Stephen Chaudoin
Assistant Professor
Stephen Chaudoin
Office CGIS Knafel, Room 422
Phone +1 678 637 8392
Address   Department of Government
Harvard University
CGIS Knafel Building 422
Cambridge, MA  02138
About Me

  • In the fall of 2018, I joined the Department of Government at Harvard University. I received my PhD from the Princeton University Department of Politics in the Spring of 2012. From the Fall of 2012 to the Spring of 2014, I was an Assistant Professor at the University of Pittsburgh Department of Political Science, and then was an Assistant Professor in the Department of Political Science at the University of Illinois from 2014-2018.
  • I am interested in international institutions, international political economy, and formal and quantitative methods. My research contributes to questions of how international institutions affect member state behavior. Existing theories focus on domestic enforcement mechanisms associated with international cooperation. My theoretical work examines how the preferences, political strength, and strategic behavior of domestic actors facilitate and constrain domestic enforcement mechanisms. My empirical work has tested these theories in settings ranging from international trade and the WTO to war crimes and the ICC as well as environmental contexts.
Curriculum Vita

Peer-reviewed Publications

Working Papers

  • Public Reactions to International Legal Institutions: The ICC in a Developing Democracy with Terrence Chapman (Revise and resubmit at Journal of Politics). Appendix.

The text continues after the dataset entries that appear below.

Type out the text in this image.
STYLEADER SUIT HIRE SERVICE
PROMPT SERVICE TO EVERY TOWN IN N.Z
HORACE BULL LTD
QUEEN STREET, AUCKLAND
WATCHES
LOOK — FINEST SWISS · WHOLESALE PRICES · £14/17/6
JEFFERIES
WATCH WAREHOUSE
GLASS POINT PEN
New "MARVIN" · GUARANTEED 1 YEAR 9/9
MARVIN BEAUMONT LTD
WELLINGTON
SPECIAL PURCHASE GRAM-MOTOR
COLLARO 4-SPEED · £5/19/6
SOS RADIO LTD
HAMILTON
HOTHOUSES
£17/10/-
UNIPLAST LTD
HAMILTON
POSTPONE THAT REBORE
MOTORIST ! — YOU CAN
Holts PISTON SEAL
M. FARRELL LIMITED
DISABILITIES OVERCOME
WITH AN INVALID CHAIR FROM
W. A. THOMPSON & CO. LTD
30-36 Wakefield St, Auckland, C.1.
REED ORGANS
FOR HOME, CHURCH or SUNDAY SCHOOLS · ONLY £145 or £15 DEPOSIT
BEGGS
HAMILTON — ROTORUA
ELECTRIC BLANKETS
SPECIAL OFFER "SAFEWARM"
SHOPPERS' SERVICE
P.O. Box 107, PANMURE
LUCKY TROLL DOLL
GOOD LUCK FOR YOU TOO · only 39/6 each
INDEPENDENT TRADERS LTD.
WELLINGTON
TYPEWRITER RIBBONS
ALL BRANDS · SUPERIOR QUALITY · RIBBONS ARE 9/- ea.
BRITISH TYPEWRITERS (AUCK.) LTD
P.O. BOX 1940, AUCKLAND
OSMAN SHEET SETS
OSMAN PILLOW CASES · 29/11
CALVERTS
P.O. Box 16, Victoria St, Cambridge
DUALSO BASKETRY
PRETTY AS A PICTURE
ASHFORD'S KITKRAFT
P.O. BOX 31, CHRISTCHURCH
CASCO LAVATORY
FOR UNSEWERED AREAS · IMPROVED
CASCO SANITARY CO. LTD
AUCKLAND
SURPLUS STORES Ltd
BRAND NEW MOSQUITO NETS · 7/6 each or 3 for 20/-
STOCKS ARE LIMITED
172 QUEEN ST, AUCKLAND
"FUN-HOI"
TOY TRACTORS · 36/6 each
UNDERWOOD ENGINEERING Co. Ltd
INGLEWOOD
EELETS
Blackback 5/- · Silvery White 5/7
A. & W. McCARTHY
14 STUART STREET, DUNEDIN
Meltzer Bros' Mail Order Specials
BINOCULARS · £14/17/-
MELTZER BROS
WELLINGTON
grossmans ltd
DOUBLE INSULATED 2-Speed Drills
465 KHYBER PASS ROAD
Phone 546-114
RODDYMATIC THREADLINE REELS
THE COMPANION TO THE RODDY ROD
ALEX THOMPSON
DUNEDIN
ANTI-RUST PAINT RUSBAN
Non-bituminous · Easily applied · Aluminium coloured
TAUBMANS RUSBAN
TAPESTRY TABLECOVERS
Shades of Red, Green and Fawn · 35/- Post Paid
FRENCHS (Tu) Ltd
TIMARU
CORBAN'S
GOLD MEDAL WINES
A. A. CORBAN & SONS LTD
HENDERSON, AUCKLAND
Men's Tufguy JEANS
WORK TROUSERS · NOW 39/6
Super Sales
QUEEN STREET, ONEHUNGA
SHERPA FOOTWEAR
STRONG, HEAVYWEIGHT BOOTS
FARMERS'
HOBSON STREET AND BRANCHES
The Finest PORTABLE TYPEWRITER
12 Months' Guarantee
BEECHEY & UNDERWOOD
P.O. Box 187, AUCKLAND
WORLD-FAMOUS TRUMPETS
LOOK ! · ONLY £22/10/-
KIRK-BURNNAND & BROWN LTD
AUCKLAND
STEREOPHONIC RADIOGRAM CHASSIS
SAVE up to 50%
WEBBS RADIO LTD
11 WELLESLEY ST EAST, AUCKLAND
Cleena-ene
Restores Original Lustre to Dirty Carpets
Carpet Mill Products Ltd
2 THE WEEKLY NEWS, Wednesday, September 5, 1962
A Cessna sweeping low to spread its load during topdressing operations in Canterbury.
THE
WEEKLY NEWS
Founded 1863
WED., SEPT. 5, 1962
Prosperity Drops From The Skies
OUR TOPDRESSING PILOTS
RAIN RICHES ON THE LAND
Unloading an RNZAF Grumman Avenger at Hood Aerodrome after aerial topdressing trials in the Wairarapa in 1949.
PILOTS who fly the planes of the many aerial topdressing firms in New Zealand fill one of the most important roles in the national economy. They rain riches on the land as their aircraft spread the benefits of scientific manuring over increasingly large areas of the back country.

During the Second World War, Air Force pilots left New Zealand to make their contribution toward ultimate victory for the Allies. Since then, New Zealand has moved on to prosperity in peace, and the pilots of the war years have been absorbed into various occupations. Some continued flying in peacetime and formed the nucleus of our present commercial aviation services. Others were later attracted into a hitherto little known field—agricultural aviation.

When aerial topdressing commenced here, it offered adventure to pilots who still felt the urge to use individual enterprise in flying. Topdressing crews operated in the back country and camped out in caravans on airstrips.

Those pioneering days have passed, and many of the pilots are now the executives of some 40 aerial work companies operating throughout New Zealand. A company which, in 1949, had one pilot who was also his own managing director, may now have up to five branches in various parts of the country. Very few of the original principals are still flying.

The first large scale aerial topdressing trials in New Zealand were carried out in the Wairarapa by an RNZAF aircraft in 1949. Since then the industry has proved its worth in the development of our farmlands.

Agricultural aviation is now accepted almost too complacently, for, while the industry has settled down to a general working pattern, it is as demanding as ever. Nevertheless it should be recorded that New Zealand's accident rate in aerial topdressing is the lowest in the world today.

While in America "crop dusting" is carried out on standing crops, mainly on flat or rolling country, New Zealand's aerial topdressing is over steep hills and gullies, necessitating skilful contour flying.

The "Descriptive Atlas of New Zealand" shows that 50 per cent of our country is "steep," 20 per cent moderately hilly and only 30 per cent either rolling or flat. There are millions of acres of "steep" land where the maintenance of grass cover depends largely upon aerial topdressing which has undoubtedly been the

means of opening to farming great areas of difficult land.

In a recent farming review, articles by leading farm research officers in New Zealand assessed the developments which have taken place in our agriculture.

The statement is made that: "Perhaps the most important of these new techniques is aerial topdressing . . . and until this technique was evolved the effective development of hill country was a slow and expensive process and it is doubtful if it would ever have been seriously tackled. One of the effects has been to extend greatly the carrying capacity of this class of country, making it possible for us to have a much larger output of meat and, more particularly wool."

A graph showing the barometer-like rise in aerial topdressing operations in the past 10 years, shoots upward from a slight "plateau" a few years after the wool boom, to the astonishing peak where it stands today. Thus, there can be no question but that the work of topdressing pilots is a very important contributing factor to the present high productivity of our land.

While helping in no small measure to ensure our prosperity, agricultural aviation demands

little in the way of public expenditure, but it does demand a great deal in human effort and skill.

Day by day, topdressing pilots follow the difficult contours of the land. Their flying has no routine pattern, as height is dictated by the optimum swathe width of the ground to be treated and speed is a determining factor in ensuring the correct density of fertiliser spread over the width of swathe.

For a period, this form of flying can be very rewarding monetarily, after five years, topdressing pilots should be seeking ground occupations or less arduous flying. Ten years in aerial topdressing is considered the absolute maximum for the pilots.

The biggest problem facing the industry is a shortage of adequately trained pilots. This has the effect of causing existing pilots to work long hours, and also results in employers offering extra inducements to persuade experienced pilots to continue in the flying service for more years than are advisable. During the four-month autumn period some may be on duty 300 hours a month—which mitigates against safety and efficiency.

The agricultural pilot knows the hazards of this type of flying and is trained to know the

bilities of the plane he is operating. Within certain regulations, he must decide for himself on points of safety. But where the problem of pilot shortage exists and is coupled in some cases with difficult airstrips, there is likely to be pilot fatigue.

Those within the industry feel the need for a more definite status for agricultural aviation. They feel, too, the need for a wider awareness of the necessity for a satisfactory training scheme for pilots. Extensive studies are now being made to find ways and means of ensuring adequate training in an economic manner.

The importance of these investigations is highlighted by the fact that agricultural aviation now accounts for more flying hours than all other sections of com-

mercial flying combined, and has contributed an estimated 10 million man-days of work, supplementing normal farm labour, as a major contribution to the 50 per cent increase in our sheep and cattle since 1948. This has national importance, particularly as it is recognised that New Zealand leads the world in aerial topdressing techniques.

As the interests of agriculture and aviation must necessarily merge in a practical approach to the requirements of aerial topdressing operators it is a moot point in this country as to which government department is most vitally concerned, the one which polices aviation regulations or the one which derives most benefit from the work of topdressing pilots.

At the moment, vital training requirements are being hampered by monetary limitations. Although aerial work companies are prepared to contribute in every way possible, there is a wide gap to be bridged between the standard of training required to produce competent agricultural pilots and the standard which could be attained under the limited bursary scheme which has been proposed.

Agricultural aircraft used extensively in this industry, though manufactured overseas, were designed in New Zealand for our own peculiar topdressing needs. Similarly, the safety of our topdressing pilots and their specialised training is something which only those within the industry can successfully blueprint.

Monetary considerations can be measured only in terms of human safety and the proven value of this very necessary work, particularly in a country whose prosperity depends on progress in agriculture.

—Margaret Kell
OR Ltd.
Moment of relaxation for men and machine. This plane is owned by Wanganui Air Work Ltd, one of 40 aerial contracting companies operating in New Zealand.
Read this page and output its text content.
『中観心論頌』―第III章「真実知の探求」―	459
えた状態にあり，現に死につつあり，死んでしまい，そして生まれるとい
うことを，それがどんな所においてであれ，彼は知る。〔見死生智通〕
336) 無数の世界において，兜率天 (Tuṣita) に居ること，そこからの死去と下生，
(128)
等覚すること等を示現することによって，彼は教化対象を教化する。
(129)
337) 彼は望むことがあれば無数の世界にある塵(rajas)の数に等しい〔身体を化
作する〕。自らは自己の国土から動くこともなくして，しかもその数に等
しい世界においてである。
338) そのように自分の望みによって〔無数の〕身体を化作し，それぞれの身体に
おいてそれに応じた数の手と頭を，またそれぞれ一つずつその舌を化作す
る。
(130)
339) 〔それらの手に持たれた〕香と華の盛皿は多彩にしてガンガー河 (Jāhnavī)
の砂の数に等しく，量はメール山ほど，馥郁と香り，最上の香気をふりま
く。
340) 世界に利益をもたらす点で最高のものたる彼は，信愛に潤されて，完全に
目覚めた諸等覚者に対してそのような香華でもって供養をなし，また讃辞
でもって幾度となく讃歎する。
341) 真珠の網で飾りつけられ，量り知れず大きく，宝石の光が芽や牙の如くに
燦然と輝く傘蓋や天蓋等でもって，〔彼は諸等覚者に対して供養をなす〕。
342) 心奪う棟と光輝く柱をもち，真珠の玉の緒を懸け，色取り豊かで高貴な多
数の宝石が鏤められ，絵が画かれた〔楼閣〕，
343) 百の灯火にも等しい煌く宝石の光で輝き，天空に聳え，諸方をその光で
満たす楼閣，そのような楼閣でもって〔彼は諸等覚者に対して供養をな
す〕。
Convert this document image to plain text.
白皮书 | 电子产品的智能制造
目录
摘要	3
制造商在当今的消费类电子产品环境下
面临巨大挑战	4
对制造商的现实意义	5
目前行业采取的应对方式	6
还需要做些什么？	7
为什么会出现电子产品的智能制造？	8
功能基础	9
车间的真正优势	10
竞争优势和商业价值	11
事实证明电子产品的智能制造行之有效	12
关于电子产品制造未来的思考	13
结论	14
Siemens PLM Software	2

    Media coverage: The Monkey Cage, Washington Post

    We analyze factors that temper citizens' support for international legal actions. We argue that support is moderated by a citizen's "proximity" to the institutional action, which for institutions like the International Criminal Court (ICC) means that both perpetrators and victims of violations can be hesitant about the institution. We use survey experiment about the ICC in Kyrgyzstan - a country with recent, salient civil violence. The survey randomly assigned respondents to a control group, asked about foreign investigations, and a treatment group, asked about an investigation into Kyrgyz violence. Treatment significantly lowered otherwise relatively high approval for investigations. This effect was strongest in regions most proximate to the violence, especially among co-ethnics of victims of civil violence. Awareness of the court did not moderate negative reactions, while support for the government magnified the negative reactions. Our findings help explain why support for international law is often ephemeral and heterogeneous among citizens.

  • Survey Design for Mediation Analysis with Avital Livny and Brain Gaines (Under review).

    Causal mediation analysis (CMA) requires measurement of an outcome with and without some treatment, plus a set of possible mediator variables. There is no consensus on whether survey-based studies should measure potentially mediating variables before or after the outcome variable(s). We show that order can be consequential, and demonstrate, by a replication example, how substantive conclusions can depend on questionnaire design. Best practice, we think, depends on details of the study, so that there is no one-size-fits-all conclusion about optimal survey design for valid CMA. But randomizing order will often be prudent.

Research In Progress

  • International Law in Real Time: Patterns of Violence and Public Opinion in the Philippines' War on Drugs (Presented at MPSA 2017, Princeton Conference on Pressure Groups 2017, ISA 2018).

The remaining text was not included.